Penggunaan ini didukung atau tidak didukung oleh situasi ekonomi. Oleh
karena itu, jenis penggunaan lahan tersebut dapat dikatakan bersifat
spekulatif dan sulit diprediksi. Namun penggunaan jenis tertentu masih dapat
diprediksi berdasarkan sebagian sifat fisik yang ada, misalnya luas lahan.
8) Excess Land
Pada tanah berlebih (excess land), tanah yang ada mungkin tidak
diperlukan atau tidak mendukung atau mengakomodasi penggunaan properti
tertentu.
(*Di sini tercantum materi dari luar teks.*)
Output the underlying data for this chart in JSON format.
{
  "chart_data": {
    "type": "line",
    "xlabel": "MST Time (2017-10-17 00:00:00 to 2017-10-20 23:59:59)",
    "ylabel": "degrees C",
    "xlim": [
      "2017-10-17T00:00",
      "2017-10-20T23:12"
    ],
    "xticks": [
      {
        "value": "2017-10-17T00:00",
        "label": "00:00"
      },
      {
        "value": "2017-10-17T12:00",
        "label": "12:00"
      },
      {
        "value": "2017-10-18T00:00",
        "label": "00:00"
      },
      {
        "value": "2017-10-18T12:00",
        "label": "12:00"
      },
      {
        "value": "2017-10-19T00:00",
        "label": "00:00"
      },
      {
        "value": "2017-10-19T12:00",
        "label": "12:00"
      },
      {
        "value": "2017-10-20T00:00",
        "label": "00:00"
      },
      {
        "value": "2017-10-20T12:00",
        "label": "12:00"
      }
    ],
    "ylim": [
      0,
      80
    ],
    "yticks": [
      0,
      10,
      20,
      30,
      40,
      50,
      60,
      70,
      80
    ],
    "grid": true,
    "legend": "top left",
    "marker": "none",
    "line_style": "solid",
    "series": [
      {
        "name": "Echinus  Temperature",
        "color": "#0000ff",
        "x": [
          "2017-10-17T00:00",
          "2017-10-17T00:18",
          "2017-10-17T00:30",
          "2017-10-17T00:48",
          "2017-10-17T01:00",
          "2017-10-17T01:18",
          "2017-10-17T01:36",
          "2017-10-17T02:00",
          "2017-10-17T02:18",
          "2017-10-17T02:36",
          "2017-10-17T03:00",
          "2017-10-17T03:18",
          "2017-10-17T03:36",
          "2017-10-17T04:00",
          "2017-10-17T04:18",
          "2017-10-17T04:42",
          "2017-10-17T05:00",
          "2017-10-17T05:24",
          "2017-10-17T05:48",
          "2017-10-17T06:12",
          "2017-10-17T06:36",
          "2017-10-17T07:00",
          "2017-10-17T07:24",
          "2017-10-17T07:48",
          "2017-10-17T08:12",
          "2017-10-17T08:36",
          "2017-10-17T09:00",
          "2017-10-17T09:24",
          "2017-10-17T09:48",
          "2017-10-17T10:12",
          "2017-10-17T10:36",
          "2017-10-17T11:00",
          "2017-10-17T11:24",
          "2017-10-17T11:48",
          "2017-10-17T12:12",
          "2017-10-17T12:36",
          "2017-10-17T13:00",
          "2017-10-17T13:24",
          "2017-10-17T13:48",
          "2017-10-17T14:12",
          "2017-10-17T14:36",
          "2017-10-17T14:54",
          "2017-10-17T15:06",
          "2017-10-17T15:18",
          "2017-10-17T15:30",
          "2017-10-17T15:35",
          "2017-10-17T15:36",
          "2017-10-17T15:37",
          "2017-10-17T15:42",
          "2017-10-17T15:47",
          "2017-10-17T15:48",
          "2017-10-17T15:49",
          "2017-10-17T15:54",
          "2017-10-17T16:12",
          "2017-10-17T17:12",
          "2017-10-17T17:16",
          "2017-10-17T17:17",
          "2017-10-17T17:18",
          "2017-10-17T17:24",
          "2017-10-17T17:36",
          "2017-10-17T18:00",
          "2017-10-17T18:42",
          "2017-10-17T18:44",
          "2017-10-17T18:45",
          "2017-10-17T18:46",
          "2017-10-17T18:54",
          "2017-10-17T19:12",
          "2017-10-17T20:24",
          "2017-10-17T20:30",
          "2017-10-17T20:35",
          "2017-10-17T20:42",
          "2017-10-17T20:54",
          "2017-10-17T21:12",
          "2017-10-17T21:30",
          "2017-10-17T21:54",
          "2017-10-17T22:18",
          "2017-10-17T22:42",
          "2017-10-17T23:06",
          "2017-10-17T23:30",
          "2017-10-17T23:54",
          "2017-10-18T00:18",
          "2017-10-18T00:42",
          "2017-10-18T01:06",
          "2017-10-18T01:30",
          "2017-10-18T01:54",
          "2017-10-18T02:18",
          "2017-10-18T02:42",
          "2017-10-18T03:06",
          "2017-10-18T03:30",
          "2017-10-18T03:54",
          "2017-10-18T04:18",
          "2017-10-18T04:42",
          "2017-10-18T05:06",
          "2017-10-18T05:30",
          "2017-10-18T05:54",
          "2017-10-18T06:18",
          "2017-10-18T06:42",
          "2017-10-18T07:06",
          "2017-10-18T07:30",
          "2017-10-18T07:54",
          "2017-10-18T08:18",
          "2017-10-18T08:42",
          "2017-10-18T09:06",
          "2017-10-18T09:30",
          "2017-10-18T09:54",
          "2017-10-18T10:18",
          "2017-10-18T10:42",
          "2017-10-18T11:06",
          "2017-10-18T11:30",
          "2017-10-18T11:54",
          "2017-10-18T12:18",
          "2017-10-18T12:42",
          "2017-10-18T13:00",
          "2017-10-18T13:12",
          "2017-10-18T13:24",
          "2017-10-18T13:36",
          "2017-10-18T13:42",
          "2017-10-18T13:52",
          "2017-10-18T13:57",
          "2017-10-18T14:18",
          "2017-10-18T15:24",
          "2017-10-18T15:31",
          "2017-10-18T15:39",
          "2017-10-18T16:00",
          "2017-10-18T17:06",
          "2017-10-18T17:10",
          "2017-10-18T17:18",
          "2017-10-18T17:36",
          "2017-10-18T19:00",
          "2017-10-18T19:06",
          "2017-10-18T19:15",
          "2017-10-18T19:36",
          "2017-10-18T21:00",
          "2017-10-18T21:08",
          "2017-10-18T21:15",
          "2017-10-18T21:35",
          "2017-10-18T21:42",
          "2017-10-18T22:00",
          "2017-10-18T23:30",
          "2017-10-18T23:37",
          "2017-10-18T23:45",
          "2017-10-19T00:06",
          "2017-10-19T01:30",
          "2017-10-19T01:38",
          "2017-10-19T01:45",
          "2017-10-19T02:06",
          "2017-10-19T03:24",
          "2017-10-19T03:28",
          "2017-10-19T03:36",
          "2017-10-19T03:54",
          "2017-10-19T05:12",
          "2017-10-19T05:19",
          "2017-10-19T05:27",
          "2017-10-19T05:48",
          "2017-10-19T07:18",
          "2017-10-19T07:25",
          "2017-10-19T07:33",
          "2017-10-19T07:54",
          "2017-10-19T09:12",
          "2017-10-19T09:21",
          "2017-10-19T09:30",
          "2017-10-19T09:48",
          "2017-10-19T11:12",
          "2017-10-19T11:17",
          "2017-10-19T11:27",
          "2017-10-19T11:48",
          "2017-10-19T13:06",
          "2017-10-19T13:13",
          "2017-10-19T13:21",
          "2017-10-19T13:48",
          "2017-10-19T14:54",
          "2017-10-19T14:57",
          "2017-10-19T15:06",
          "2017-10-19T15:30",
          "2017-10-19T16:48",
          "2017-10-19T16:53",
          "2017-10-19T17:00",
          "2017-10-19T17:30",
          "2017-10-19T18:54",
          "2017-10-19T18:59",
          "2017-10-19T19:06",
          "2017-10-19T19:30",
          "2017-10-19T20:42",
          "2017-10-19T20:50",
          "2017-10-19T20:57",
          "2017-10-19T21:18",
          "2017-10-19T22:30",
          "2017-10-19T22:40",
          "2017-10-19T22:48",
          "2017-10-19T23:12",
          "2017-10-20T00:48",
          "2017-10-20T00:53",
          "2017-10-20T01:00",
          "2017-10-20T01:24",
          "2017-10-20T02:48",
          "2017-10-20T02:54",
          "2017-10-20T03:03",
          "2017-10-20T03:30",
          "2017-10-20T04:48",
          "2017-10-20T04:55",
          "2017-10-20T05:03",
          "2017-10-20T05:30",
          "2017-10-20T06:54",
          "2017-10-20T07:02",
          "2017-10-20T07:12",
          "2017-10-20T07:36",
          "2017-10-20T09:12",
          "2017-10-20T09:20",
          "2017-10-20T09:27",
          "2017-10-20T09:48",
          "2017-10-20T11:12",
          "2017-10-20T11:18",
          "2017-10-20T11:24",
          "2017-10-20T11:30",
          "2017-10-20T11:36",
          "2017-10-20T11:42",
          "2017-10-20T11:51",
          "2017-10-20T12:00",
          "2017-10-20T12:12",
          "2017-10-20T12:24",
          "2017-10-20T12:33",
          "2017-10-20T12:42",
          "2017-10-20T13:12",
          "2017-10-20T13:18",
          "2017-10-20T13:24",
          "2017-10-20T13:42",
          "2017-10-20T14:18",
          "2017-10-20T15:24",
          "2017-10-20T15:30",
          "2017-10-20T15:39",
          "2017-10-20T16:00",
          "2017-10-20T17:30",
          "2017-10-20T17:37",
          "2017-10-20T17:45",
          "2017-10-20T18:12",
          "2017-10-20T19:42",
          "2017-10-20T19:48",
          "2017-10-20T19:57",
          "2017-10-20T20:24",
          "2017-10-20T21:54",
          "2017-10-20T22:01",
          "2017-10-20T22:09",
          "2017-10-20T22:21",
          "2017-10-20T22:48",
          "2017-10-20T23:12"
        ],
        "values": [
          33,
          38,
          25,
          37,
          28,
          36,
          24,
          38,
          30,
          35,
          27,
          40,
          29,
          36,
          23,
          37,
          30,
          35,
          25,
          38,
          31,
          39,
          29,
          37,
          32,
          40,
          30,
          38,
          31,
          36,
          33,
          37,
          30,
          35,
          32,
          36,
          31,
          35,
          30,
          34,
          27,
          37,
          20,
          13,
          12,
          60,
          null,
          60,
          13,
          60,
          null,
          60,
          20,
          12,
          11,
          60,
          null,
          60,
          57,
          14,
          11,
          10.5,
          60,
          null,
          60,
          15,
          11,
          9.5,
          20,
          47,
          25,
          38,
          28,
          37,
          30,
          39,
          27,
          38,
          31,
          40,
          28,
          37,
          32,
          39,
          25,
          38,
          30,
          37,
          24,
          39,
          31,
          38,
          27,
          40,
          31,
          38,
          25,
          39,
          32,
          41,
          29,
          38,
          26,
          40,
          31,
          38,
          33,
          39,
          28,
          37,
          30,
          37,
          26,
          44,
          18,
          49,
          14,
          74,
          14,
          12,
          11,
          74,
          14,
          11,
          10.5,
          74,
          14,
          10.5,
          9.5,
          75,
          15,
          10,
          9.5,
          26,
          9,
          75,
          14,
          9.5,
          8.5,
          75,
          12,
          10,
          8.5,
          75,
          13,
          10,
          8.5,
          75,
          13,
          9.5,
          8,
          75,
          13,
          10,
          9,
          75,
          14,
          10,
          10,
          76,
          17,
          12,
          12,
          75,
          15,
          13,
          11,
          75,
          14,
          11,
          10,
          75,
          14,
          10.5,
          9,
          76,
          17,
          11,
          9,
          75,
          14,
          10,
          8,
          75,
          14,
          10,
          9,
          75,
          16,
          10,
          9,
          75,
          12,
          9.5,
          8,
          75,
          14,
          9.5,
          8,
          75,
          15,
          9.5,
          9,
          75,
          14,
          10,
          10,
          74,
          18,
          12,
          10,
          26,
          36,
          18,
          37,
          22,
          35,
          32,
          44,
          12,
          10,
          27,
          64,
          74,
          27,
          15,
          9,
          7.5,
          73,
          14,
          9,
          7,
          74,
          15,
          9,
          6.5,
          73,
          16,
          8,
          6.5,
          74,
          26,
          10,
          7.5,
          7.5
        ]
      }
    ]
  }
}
Salah satu contoh adalah dua bidang tanah dengan luas yang sama
tetapi bentuknya berbeda. Yang satu berbentuk persegi panjang sementara
yang lain berbentuk trapesium. Nilai tanah yang berbentuk persegi panjang
cenderung lebih tinggi dibandingkan dengan trapesium.
BAB III
PENUTUP
3.1 Kesimpulan
1. Highest and Best Uses adalah dayaguna yang maksimal dari lahan yang secara fisik
dimungkinkan dan paling mungkin digunakan, secara hukum diizinkan dan secara
keuangan layak.
2. Analisis HBU adalah analisis terhadap kegunaaan terbaik dan tertinggi dari suatu
bidang tanah kosong (vacant land) ataupun tanah yang dianggap kosong (land as
vacant).
3. Tujuan analisis HBU adalah memberikan gambaran tentang penggunaan tanah yang
paling sesuai bagi properti sehingga memperoleh nilai tertinggi tanah tersebut.
4. Appraisal Institute (2001) mendefinisikan HBU sebagai “the reasonable probable and
legal use of vacant land and improved property, which is physically posible,
appropriately supported, financially feasible and that results in the highest value.
5. properti dikatakan memiliki HBU yang tepat jika telah memenuhi empat kriteria,
yaitu : Hukum (peraturan), Fisik, Finansial dan Produktivitas.
6. Pengujian HBU dilakukan setelah kriteria hukum dan fisik terpenuhi. Lebih tepatnya,
pengujian ini dilakukan untuk memenuhi kriteria finansial dan produktifitas.
7. Appraisal Institute (2001) menjelaskan bahwa jika pembangunan dan penggunaan
properti sudah sesuai dengan tata kota (zoning), tidak berarti sudah memenuhi HBU,
karena terdapat beberapa keadaan, yaitu : Single Use Situation, Interim Use. Legally
Non-Comforming Use, Uses that are not Highest and Best, Multiple Use, Special
Purpose Use, Speculative Use dan Excess Land.

3.2 Saran
Penulis menyadari bahwa makalah diatas banyak sekali kesalahan dan jauh dari
kesempurnaan. Penulis akan memperbaiki makalah tersebut dengan berpedoman pada
banyak sumber yang dapat dipertanggungjawabkan. Maka dari itu penulis mengharapkan
kritik dan saran mengenai pembahasan makalah dalam kesimpulan di atas.
DAFTAR PUSTAKA
Supriyanto, Heru. 2011. Penilaian Properti Tujuan PBB. Jakarta : Indeks.